I was recently working through some recovery scenarios for NSX in the lab, as I was interested to understand what the process was for various scenarios such as:
- Losing NSX Manager and restoring
- Losing NSX Manager, DLR and ESG’s and restoring
- Losing the entire cluster (including ESXi hosts) and restoring NSX manager in to a new cluster
The third scenario is reasonably obscure, and I’m not sure if you would follow a different restore process than what I did if this did actually happen. But this is what labs are for, right?
Anyway, this lab was running a nested ESXi 6.5 install with 3 hosts and a vSAN cluster, with NSX 6.4. I deleted the original cluster (simulating some form of failure or loss of the entire cluster) and then recreated the hosts and datastore, created a new cluster object and new vSAN Datastore object (as far as vCenter Server is concerned).
I restored NSX Manager from the backup I took, and interestingly the NSX Edges were showing as deployed, even though they weren’t.

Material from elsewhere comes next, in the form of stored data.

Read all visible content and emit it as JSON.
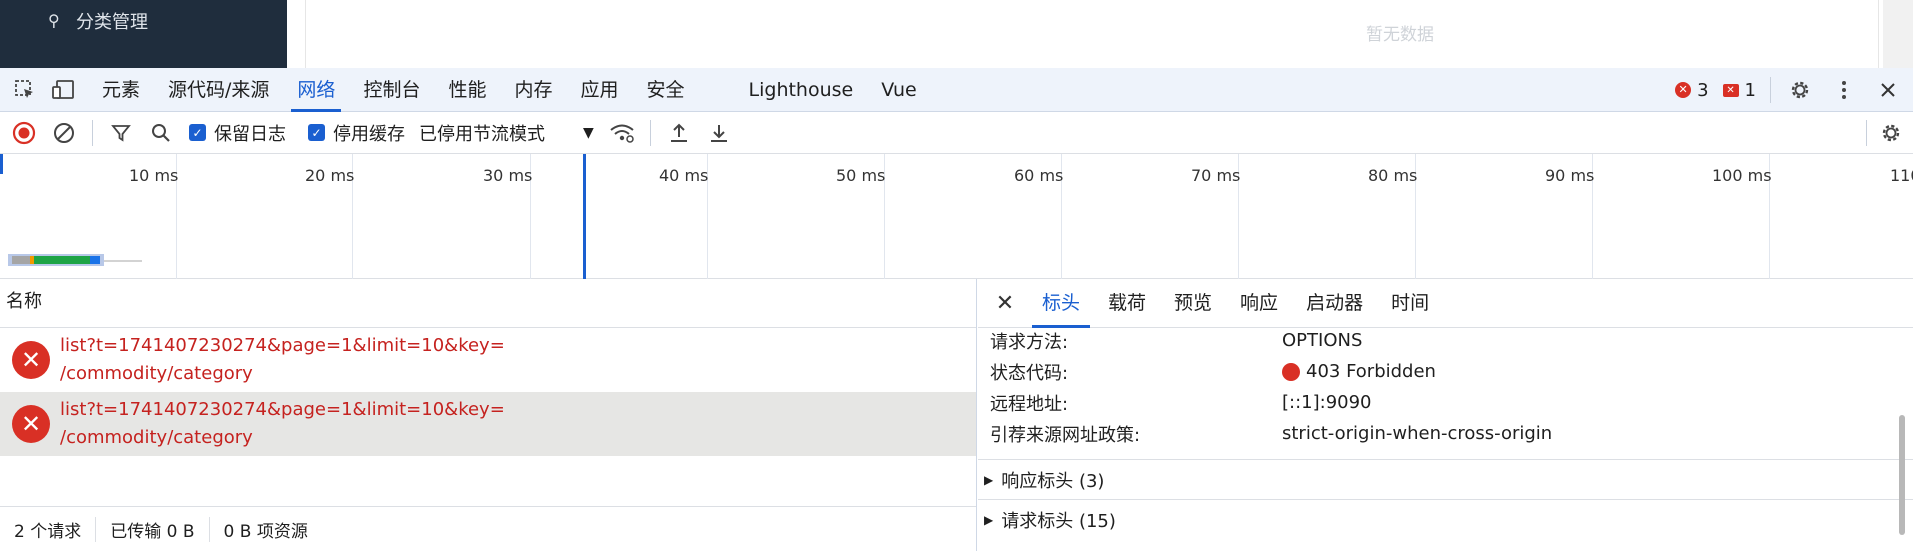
{
  "app": {
    "sidebar_item": "分类管理",
    "empty_text": "暂无数据"
  },
  "devtools": {
    "tabs": [
      "元素",
      "源代码/来源",
      "网络",
      "控制台",
      "性能",
      "内存",
      "应用",
      "安全",
      "Lighthouse",
      "Vue"
    ],
    "active_tab": "网络",
    "error_count": "3",
    "issue_count": "1",
    "toolbar": {
      "preserve_log": "保留日志",
      "disable_cache": "停用缓存",
      "throttling": "已停用节流模式"
    },
    "timeline_ticks": [
      "10 ms",
      "20 ms",
      "30 ms",
      "40 ms",
      "50 ms",
      "60 ms",
      "70 ms",
      "80 ms",
      "90 ms",
      "100 ms",
      "110"
    ],
    "list": {
      "header": "名称",
      "rows": [
        {
          "line1": "list?t=1741407230274&page=1&limit=10&key=",
          "line2": "/commodity/category"
        },
        {
          "line1": "list?t=1741407230274&page=1&limit=10&key=",
          "line2": "/commodity/category"
        }
      ],
      "status": [
        "2 个请求",
        "已传输 0 B",
        "0 B 项资源"
      ]
    },
    "details": {
      "tabs": [
        "标头",
        "载荷",
        "预览",
        "响应",
        "启动器",
        "时间"
      ],
      "active_tab": "标头",
      "general": [
        {
          "key": "请求方法:",
          "value": "OPTIONS"
        },
        {
          "key": "状态代码:",
          "value": "403 Forbidden"
        },
        {
          "key": "远程地址:",
          "value": "[::1]:9090"
        },
        {
          "key": "引荐来源网址政策:",
          "value": "strict-origin-when-cross-origin"
        }
      ],
      "response_headers": "响应标头 (3)",
      "request_headers": "请求标头 (15)"
    },
    "colors": {
      "accent": "#1a5fd0",
      "error": "#d93025"
    }
  }
}
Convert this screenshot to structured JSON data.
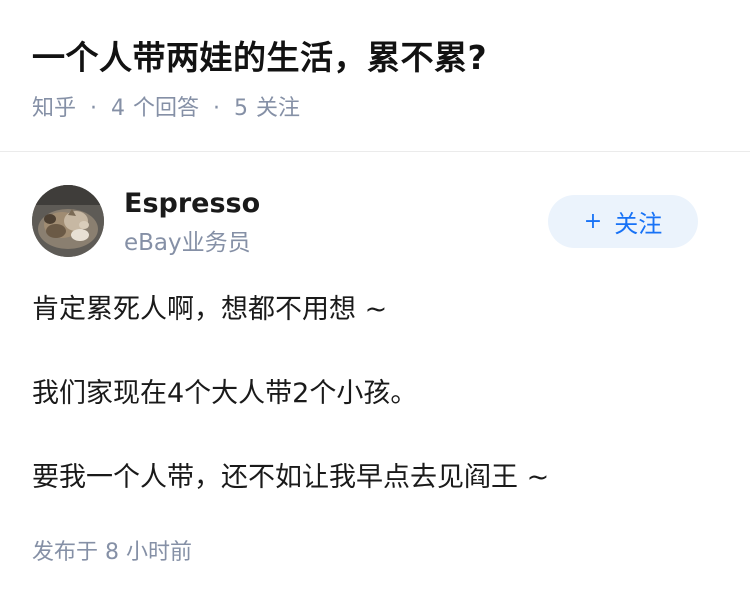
{
  "question": {
    "title": "一个人带两娃的生活，累不累?",
    "source": "知乎",
    "separator": "·",
    "answer_count": "4",
    "answer_label": "个回答",
    "follow_count": "5",
    "follow_label": "关注"
  },
  "author": {
    "name": "Espresso",
    "bio": "eBay业务员",
    "follow_button": "关注",
    "follow_icon": "+"
  },
  "answer": {
    "paragraphs": [
      "肯定累死人啊，想都不用想 ~",
      "我们家现在4个大人带2个小孩。",
      "要我一个人带，还不如让我早点去见阎王 ~"
    ],
    "published": "发布于  8 小时前"
  },
  "colors": {
    "accent": "#1772f6",
    "accent_bg": "#ebf3fc",
    "muted": "#8590a6",
    "text": "#1a1a1a"
  }
}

I tried some resyncing to see if I could get them to NOT show as deployed, but I couldn’t make it happen.
I then selected an Edge and clicked on redeploy, but this almost instantly resulted in a ‘Configuration Failed’ status, as seen below.
Clicking on the ‘Configuration Failed’ message gives me more information and NSX Manager was telling me the resource pool is not valid, as seen below.
I knew straight away that it is referencing the resource pool (cluster in this case) by the underlying vCenter Managed Object ID rather than the display name or something similar, and this message is fair enough as I’d deleted that resource pool during my destruction.
To remediate this, you can double click on the NSX Edge, go to the Manage > Settings > Configuration screen and then at the very bottom there will be some information on the NSX Edge / Logical Router Appliances (depending on what the object is you are working with).
You can see in my screenshot below that it is referencing MOID’s for the datastore and the resource pool (and interestingly enough, it’s still showing as deployed on this screen)
To remediate, select the appliance and click the edit button, and then select the correct resource pool and datastore from the options and click on OK. The labels for the resource pool and datastore will return to the display names, and NSX Manager will automatically start redeploying the appliance(s).
After a few minutes, my Edge appliances were back and the configuration was pushed out from NSX manager as expected.